Tchaïkovski a composé Les Saisons dans des circonstances particulières puisque le journaliste Nicolaï
Bernard lui proposa d’éditer dans sa revue musicale mensuelle « Le Nouvelliste » une pièce
s’inspirant directement du mois de sa publication. Ces douze pièces furent publiées de janvier à
décembre 1876 avant leur édition globale neuf ans plus tard, en 1885 chez Jurgenson l’éditeur
officiel des œuvres de Tchaïkovski.
Le fait que ces douze pièces aient été composées au fur et à mesure des mois et aussitôt éditées n’a
pas permis à Tchaïkovski d’éviter le problème de la répétition puisqu’il n’avait pas le recul nécessaire
pour concevoir le cycle dans sa globalité. Si chaque pièce est particulière et très différente des autres
dans sa conception et son inspiration, on remarque cependant que plusieurs pièces de même
atmosphère s’enchaînent lorsqu’on joue le cycle en entier. Malgré celà, la richesse des coloris, la
force évocatrice et les subtilités harmoniques employées par Tchaïkovski dans chacune de ces douze
miniatures font très vite oublier ce léger écueil.

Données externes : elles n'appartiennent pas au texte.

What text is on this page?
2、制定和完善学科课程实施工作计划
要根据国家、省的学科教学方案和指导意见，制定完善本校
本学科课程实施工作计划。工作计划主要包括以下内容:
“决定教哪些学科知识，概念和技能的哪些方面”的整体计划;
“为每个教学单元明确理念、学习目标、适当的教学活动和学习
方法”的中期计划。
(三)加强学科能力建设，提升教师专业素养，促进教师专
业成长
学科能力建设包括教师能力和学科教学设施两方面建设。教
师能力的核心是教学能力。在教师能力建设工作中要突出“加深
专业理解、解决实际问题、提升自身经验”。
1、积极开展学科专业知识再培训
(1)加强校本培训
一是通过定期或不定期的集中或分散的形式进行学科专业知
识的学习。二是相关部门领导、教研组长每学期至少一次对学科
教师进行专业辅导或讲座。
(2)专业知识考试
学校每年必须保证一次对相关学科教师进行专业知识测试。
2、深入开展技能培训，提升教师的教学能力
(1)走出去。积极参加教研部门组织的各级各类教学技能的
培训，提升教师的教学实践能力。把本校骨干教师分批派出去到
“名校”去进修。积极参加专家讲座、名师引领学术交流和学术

Si Tchaïkovski est très connu pour ses concertos pour piano (et tout particulièrement pour le
premier), ses compositions pour piano seul n’ont pas connu la même renommée. A l’exception de
trois sonates, son œuvre pianistique est principalement constituée de courtes pièces de salon de
forme libre et particulièrement typiques du romantisme russe. Les Saisons font figure d’exception
compte tenu de leur conception cyclique et de leur contenu poétique et narratif.
Par leur inspiration Les Saisons sont typiquement russes. Elles décrivent certaines scènes et activités
de la vie champêtre en Russie. Par leur dimension, leur écriture et leur inspiration ces douze tableaux
musicaux se rapprochent de certaines œuvres de grands compositeurs romantiques allemands tels
que Mendelssohn (Romances sans parole) ou Schumann (Scènes de la forêt).

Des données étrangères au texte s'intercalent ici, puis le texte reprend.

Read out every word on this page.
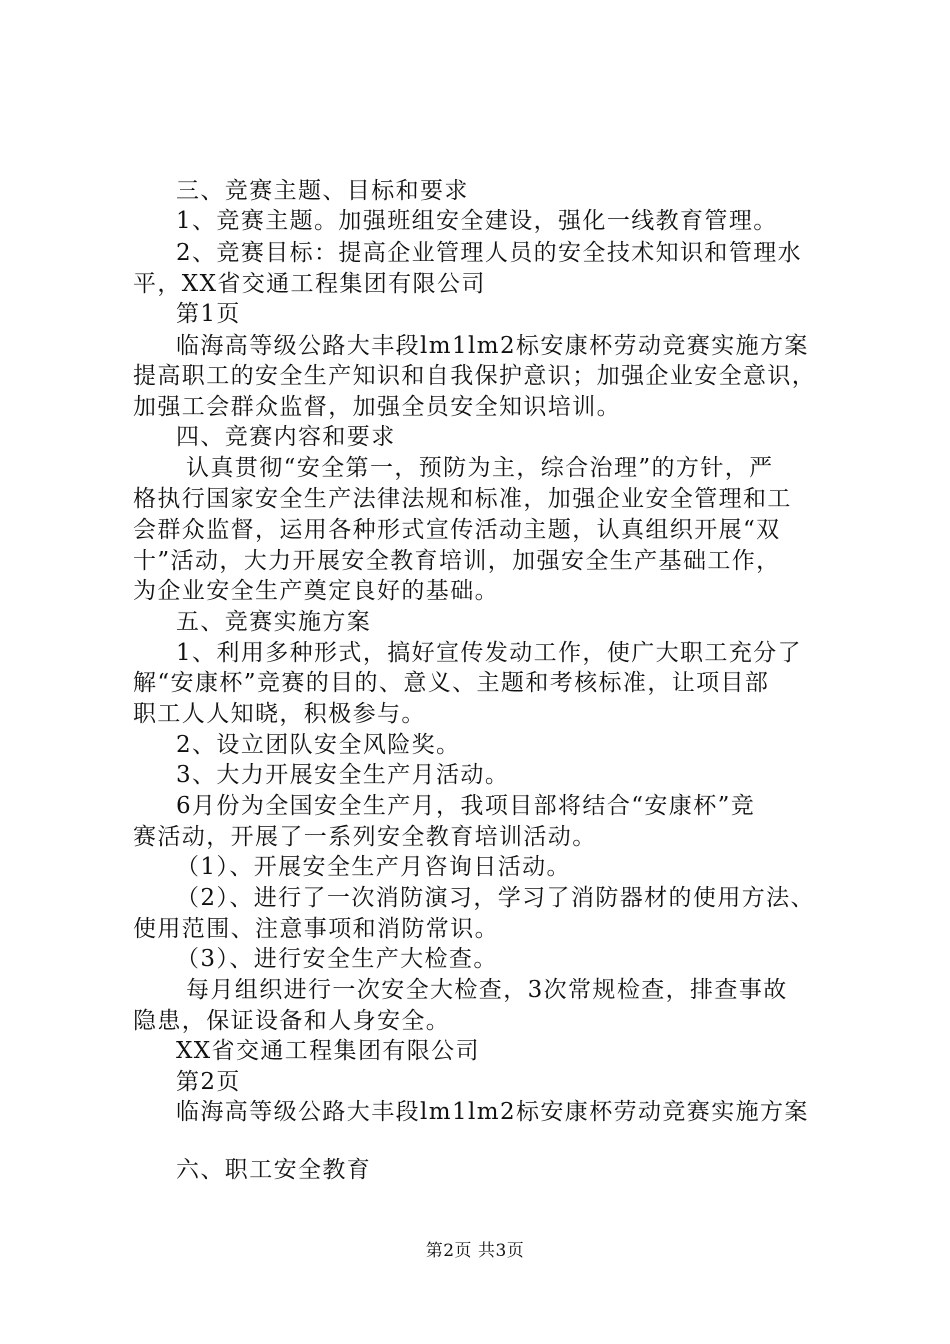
三、竞赛主题、目标和要求
1、竞赛主题。加强班组安全建设，强化一线教育管理。
2、竞赛目标：提高企业管理人员的安全技术知识和管理水
平，XX省交通工程集团有限公司
第1页
临海高等级公路大丰段lm1lm2标安康杯劳动竞赛实施方案
提高职工的安全生产知识和自我保护意识；加强企业安全意识，
加强工会群众监督，加强全员安全知识培训。
四、竞赛内容和要求
认真贯彻“安全第一，预防为主，综合治理”的方针，严
格执行国家安全生产法律法规和标准，加强企业安全管理和工
会群众监督，运用各种形式宣传活动主题，认真组织开展“双
十”活动，大力开展安全教育培训，加强安全生产基础工作，
为企业安全生产奠定良好的基础。
五、竞赛实施方案
1、利用多种形式，搞好宣传发动工作，使广大职工充分了
解“安康杯”竞赛的目的、意义、主题和考核标准，让项目部
职工人人知晓，积极参与。
2、设立团队安全风险奖。
3、大力开展安全生产月活动。
6月份为全国安全生产月，我项目部将结合“安康杯”竞
赛活动，开展了一系列安全教育培训活动。
（1）、开展安全生产月咨询日活动。
（2）、进行了一次消防演习，学习了消防器材的使用方法、
使用范围、注意事项和消防常识。
（3）、进行安全生产大检查。
每月组织进行一次安全大检查，3次常规检查，排查事故
隐患，保证设备和人身安全。
XX省交通工程集团有限公司
第2页
临海高等级公路大丰段lm1lm2标安康杯劳动竞赛实施方案
六、职工安全教育
第2页 共3页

Bien que Tchaïkovski adorait voyager (et tout particulièrement en Italie et en France dont sa mère,
Alexandra Assier, était originaire), il souffrait rapidement du mal du pays et ne pouvait rester éloigné
de sa Russie natale. Dans les Saisons, il déclare tout son amour à sa patrie. Il y dépeint un monde
aujourd’hui disparu que l’on retrouve dans les romans, nouvelles ou pièces de grands écrivains russes
comme Tourgeniev, Gogol ou Tchekov.
Dans les Saisons, Tchaïkovski ne se contente pas de décrire musicalement la vie campagnarde au gré
des mois, mais pour chaque mois il fait référence à des poésies écrites par neuf écrivains russes :
Pouchkin, Vjasemski, Maikov, Fet, Pleschtscheiev, Kolzov, Nekrassov, Shokovski et Tolstoï.
Tchaïkovski a tenu à ce qu’en guise d’épigraphe, une strophe évocatrice de ces poèmes figure sur la
partition.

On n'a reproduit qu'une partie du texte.